Images of faces generated by artificial intelligence (AI) are so realistic that even “super recognizers” — an elite group with exceptionally strong facial processing abilities — are no better than chance at detecting fake faces.
People with typical recognition capabilities are worse than chance: more often than not, they think AI-generated faces are real.
“I think it was encouraging that our kind of quite short training procedure increased performance in both groups quite a lot,” lead study author Katie Gray, an associate professor in psychology at the University of Reading in the U.K., told Live Science.
Surprisingly, the training increased accuracy by similar amounts in super recognizers and typical recognizers, Gray said. Because super recognizers are better at spotting fake faces at baseline, this suggests that they are relying on another set of clues, not simply rendering errors, to identify fake faces.
Gray hopes that scientists will be able to harness super recognizers’ enhanced detection skills to better spot AI-generated images in the future.
“To best detect synthetic faces, it may be possible to use AI detection algorithms with a human-in-the-loop approach — where that human is a trained SR [super recognizer],” the authors wrote in the study.
Detecting deepfakes
In recent years, there has been an onslaught of AI-generated images online. Deepfake faces are created using a two-stage AI algorithm called generative adversarial networks. First, a fake image is generated based on real-world images, and the resulting image is then scrutinized by a discriminator that determines whether it is real or fake. With iteration, the fake images become realistic enough to get past the discriminator.
These algorithms have now improved to such an extent that individuals are often duped into thinking fake faces are more “real” than real faces — a phenomenon known as “hyperrealism.”
As a result, researchers are now trying to design training regiments that can improve individuals’ abilities to detect AI faces. These trainings point out common rendering errors in AI-generated faces, such as the face having a middle tooth, an odd-looking hairline or unnatural-looking skin texture. They also highlight that fake faces tend to be more proportional than real ones.
In theory, so-called super recognizers should be better at spotting fakes than the average person. These super recognizers are individuals who excel in facial perception and recognition tasks, in which they might be shown two photographs of unfamiliar individuals and asked to identify if they are the same person or not. But to date, few studies have examined super recognizers’ abilities to detect fake faces, and whether training can improve their performance.
To fill this gap, Gray and her team ran a series of online experiments comparing the performance of a group of super recognizers to typical recognizers. The super recognizers were recruited from the Greenwich Face and Voice Recognition Laboratory volunteer database; they had performed in the top 2% of individuals in tasks where they were shown unfamiliar faces and had to remember them.
In the first experiment, an image of a face appeared onscreen and was either real or computer-generated. Participants had 10 seconds to decide if the face was real or not. Super recognizers performed no better than if they had randomly guessed, spotting only 41% of AI faces. Typical recognizers correctly identified only about 30% of fakes.
Each cohort also differed in how often they thought real faces were fake. This occurred in 39% of cases for super recognizers and in around 46% for typical recognizers.

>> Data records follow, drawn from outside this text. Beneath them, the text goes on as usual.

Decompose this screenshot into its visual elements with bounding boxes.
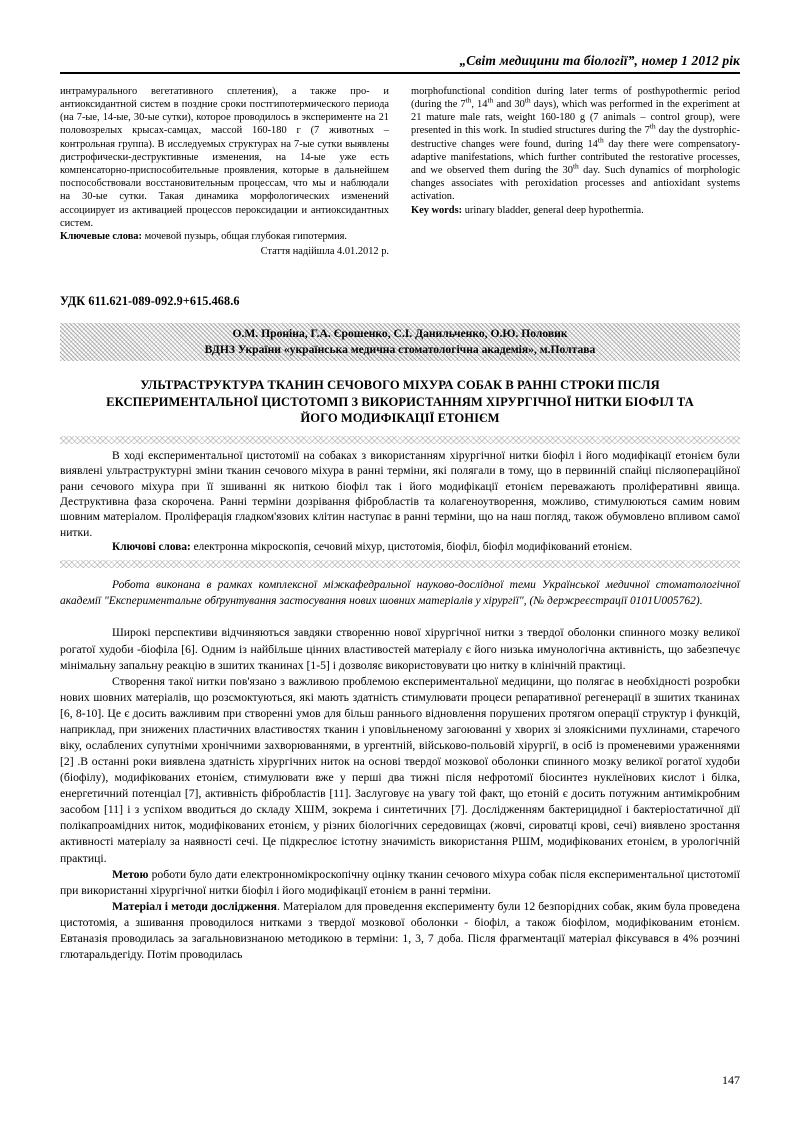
abstract-two-column-block — [60, 85, 740, 259]
abstract-english-column — [411, 85, 740, 259]
article-title-line-2: ЕКСПЕРИМЕНТАЛЬНОЇ ЦИСТОТОМП З ВИКОРИСТАННЯМ ХІРУРГІЧНОЇ НИТКИ БІОФІЛ ТА — [106, 394, 694, 409]
hatched-separator-bottom — [60, 560, 740, 568]
keywords-text-uk: електронна мікроскопія, сечовий міхур, цистотомія, біофіл, біофіл модифікований етонієм. — [190, 541, 633, 554]
aim-text: роботи було дати електронномікроскопічну оцінку тканин сечового міхура собак після експериментальної цистотомії при використанні хірургічної нитки біофіл і його модифікації етонієм в ранні терміни. — [60, 867, 740, 897]
abstract-english-keywords — [411, 204, 740, 217]
article-title — [60, 377, 740, 426]
en-part5: day the dystrophic-destructive changes were found, during 14 — [411, 125, 740, 150]
keywords-label-ru: Ключевые слова: — [60, 231, 142, 243]
keywords-label-uk: Ключові слова: — [112, 541, 191, 554]
funding-note: Робота виконана в рамках комплексної міжкафедральної науково-дослідної теми Української медичної стоматологічної академії "Експериментальне обґрунтування застосування нових шовних матеріалів у хірургії", (№ держреєстрації 0101U005762). — [60, 579, 740, 607]
article-title-line-1: УЛЬТРАСТРУКТУРА ТКАНИН СЕЧОВОГО МІХУРА СОБАК В РАННІ СТРОКИ ПІСЛЯ — [140, 378, 660, 393]
abstract-ukrainian-body: В ході експериментальної цистотомії на собаках з використанням хірургічної нитки біофіл і його модифікації етонієм були виявлені ультраструктурні зміни тканин сечового міхура в ранні терміни, які полягали в тому, що в первинній спайці післяопераційної рани сечового міхура при її зшиванні як ниткою біофіл так і його модифікації етонієм переважають проліферативні явища. Деструктивна фаза скорочена. Ранні терміни дозрівання фібробластів та колагеноутворення, можливо, стимулюються самим новим шовним матеріалом. Проліферація гладком'язових клітин наступає в ранні терміни, що на наш погляд, також обумовлено впливом самої нитки. — [60, 448, 740, 539]
abstract-english-body — [411, 85, 740, 204]
abstract-russian-body: интрамурального вегетативного сплетения), а также про- и антиоксидантной систем в поздние сроки постгипотермического периода (на 7-ые, 14-ые, 30-ые сутки), которое проводилось в эксперименте на 21 половозрелых крысах-самцах, массой 160-180 г (7 животных – контрольная группа). В исследуемых структурах на 7-ые сутки выявлены дистрофически-деструктивные изменения, на 14-ые уже есть компенсаторно-приспособительные проявления, которые в дальнейшем поспособствовали восстановительным процессам, что мы и наблюдали на 30-ые сутки. Такая динамика морфологических изменений ассоциирует из активацией процессов пероксидации и антиоксидантных систем. — [60, 85, 389, 229]
header-rule — [60, 72, 740, 74]
en-sup4: th — [649, 121, 656, 131]
en-sup5: th — [597, 135, 604, 145]
en-sup3: th — [524, 95, 531, 105]
en-sup6: th — [572, 161, 579, 171]
body-paragraph-2: Створення такої нитки пов'язано з важливою проблемою експериментальної медицини, що полягає в необхідності розробки нових шовних матеріалів, що розсмоктуються, які мають здатність стимулювати процеси репаративної регенерації в зшитих тканинах [6, 8-10]. Це є досить важливим при створенні умов для більш раннього відновлення порушених протягом операції структур і функцій, наприклад, при знижених пластичних властивостях тканин і уповільненому загоюванні у хворих зі злоякісними пухлинами, старечого віку, ослаблених супутніми хронічними захворюваннями, в ургентній, військово-польовій хірургії, в осіб із променевими ураженнями [2] .В останні роки виявлена здатність хірургічних ниток на основі твердої мозкової оболонки спинного мозку великої рогатої худоби (біофілу), модифікованих етонієм, стимулювати вже у перші два тижні після нефротомії біосинтез нуклеїнових кислот і білка, енергетичний потенціал [7], активність фібробластів [11]. Заслуговує на увагу той факт, що етоній є досить потужним антимікробним засобом [11] і з успіхом вводиться до складу ХШМ, зокрема і синтетичних [7]. Дослідженням бактерицидної і бактеріостатичної дії полікапроамідних ниток, модифікованих етонієм, у різних біологічних середовищах (жовчі, сироватці крові, сечі) виявлено зростання активності матеріалу за наявності сечі. Це підкреслює істотну значимість використання РШМ, модифікованих етонієм, в урологічній практиці. — [60, 674, 740, 865]
methods-lead-in: Матеріал і методи дослідження — [112, 899, 277, 913]
en-part4: days), which was performed in the experiment at 21 mature male rats, weight 160-180 g (7 animals – control group), were presented in this work. In studied structures during the 7 — [411, 99, 740, 137]
author-names: О.М. Проніна, Г.А. Єрошенко, С.І. Данильченко, О.Ю. Половик — [232, 327, 568, 341]
keywords-label-en: Key words: — [411, 204, 463, 216]
running-head: „Світ медицини та біології”, номер 1 2012 рік — [459, 53, 740, 68]
article-body — [60, 625, 740, 963]
en-part7: day. Such dynamics of morphologic changes associates with peroxidation processes and antioxidant systems activation. — [411, 165, 740, 203]
submission-date: Стаття надійшла 4.01.2012 р. — [260, 246, 389, 258]
en-part1: morphofunctional condition during later terms of posthypothermic period (during the 7 — [411, 85, 740, 111]
body-paragraph-1: Широкі перспективи відчиняються завдяки створенню нової хірургічної нитки з твердої оболонки спинного мозку великої рогатої худоби -біофіла [6]. Одним із найбільше цінних властивостей матеріалу є його низька имунологічна активність, що забезпечує мінімальну запальну реакцію в зшитих тканинах [1-5] і дозволяє використовувати цю нитку в клінічній практиці. — [60, 626, 740, 672]
body-paragraph-4 — [60, 899, 740, 963]
hatched-separator-top — [60, 436, 740, 444]
udc-code: УДК 611.621-089-092.9+615.468.6 — [60, 294, 240, 309]
abstract-ukrainian — [60, 448, 740, 555]
en-part2: , 14 — [471, 99, 488, 111]
author-affiliation-band — [60, 323, 740, 361]
abstract-russian-column — [60, 85, 389, 259]
keywords-text-ru: мочевой пузырь, общая глубокая гипотермия. — [141, 231, 348, 243]
en-sup2: th — [487, 95, 494, 105]
body-paragraph-3 — [60, 867, 740, 899]
en-part3: and 30 — [493, 99, 525, 111]
en-sup1: th — [465, 95, 472, 105]
article-title-line-3: ЙОГО МОДИФІКАЦІЇ ЕТОНІЄМ — [300, 411, 500, 426]
keywords-text-en: urinary bladder, general deep hypothermia. — [462, 204, 644, 216]
methods-text: . Матеріалом для проведення експерименту були 12 безпорідних собак, яким була проведена цистотомія, а зшивання проводилося нитками з твердої мозкової оболонки - біофіл, а також біофілом, модифікованим етонієм. Евтаназія проводилась за загальновизнаною методикою в терміни: 1, 3, 7 доба. Після фрагментації матеріал фіксувався в 4% розчині глютаральдегіду. Потім проводилась — [60, 899, 740, 962]
abstract-russian-keywords — [60, 230, 389, 243]
aim-lead-in: Метою — [112, 867, 149, 881]
abstract-ukrainian-keywords — [60, 540, 740, 555]
author-affiliation: ВДНЗ України «українська медична стоматологічна академія», м.Полтава — [204, 342, 596, 356]
en-part6: day there were compensatory-adaptive manifestations, which further contributed the restorative processes, and we observed them during the 30 — [411, 138, 741, 177]
page-number: 147 — [722, 1073, 740, 1087]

The next experiment was identical, but included a new set of participants who received a five-minute training session in which they were shown examples of errors in AI-generated faces. They were then tested on 10 faces and provided with real-time feedback on their accuracy at detecting fakes. The final stage of the training involved a recap of rendering errors to look out for. The participants then repeated the original task from the first experiment.
Training greatly improved detection accuracy, with super recognizers spotting 64% of fake faces and typical recognizers noticing 51%. The rate that each group inaccurately called real faces fake was about the same as the first experiment, with super recognizers and typical recognizers rating real faces as “not real” in 37% and 49% of cases, respectively.

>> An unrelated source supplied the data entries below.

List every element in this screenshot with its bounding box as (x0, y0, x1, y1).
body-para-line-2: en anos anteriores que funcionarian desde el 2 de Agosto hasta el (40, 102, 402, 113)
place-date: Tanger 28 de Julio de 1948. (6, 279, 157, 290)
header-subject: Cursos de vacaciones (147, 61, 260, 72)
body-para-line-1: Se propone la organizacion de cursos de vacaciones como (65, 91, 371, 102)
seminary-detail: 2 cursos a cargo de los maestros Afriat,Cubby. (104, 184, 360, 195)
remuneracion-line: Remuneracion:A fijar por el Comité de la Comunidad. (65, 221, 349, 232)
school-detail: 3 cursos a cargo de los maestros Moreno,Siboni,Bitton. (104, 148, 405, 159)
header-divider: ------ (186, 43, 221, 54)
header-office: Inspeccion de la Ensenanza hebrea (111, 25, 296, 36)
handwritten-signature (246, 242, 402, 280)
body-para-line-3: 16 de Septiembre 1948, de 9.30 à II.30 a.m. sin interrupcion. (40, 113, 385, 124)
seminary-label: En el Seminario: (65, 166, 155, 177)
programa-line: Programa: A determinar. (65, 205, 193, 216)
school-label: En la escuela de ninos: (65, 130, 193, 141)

Trained participants tended to take longer to scrutinize the images than the untrained participants had — typical recognizers slowed by about 1.9 seconds and super recognizers did by 1.2 seconds. Gray said this is a key message to anyone who is trying to determine if a face they see is real or fake: slow down and really inspect the features.
It is worth noting, however, that the test was conducted immediately after participants completed the training, so it is unclear how long the effect lasts.
“The training cannot be considered a lasting, effective intervention, since it was not re-tested,” Meike Ramon, a professor of applied data science and expert in face processing at the Bern University of Applied Sciences in Switzerland, wrote in a review of the study conducted before it went to print.
And since separate participants were used in the two experiments, we cannot be sure how much training improves an individual’s detection skills, Ramon added. That would require testing the same set of people twice, before and after training.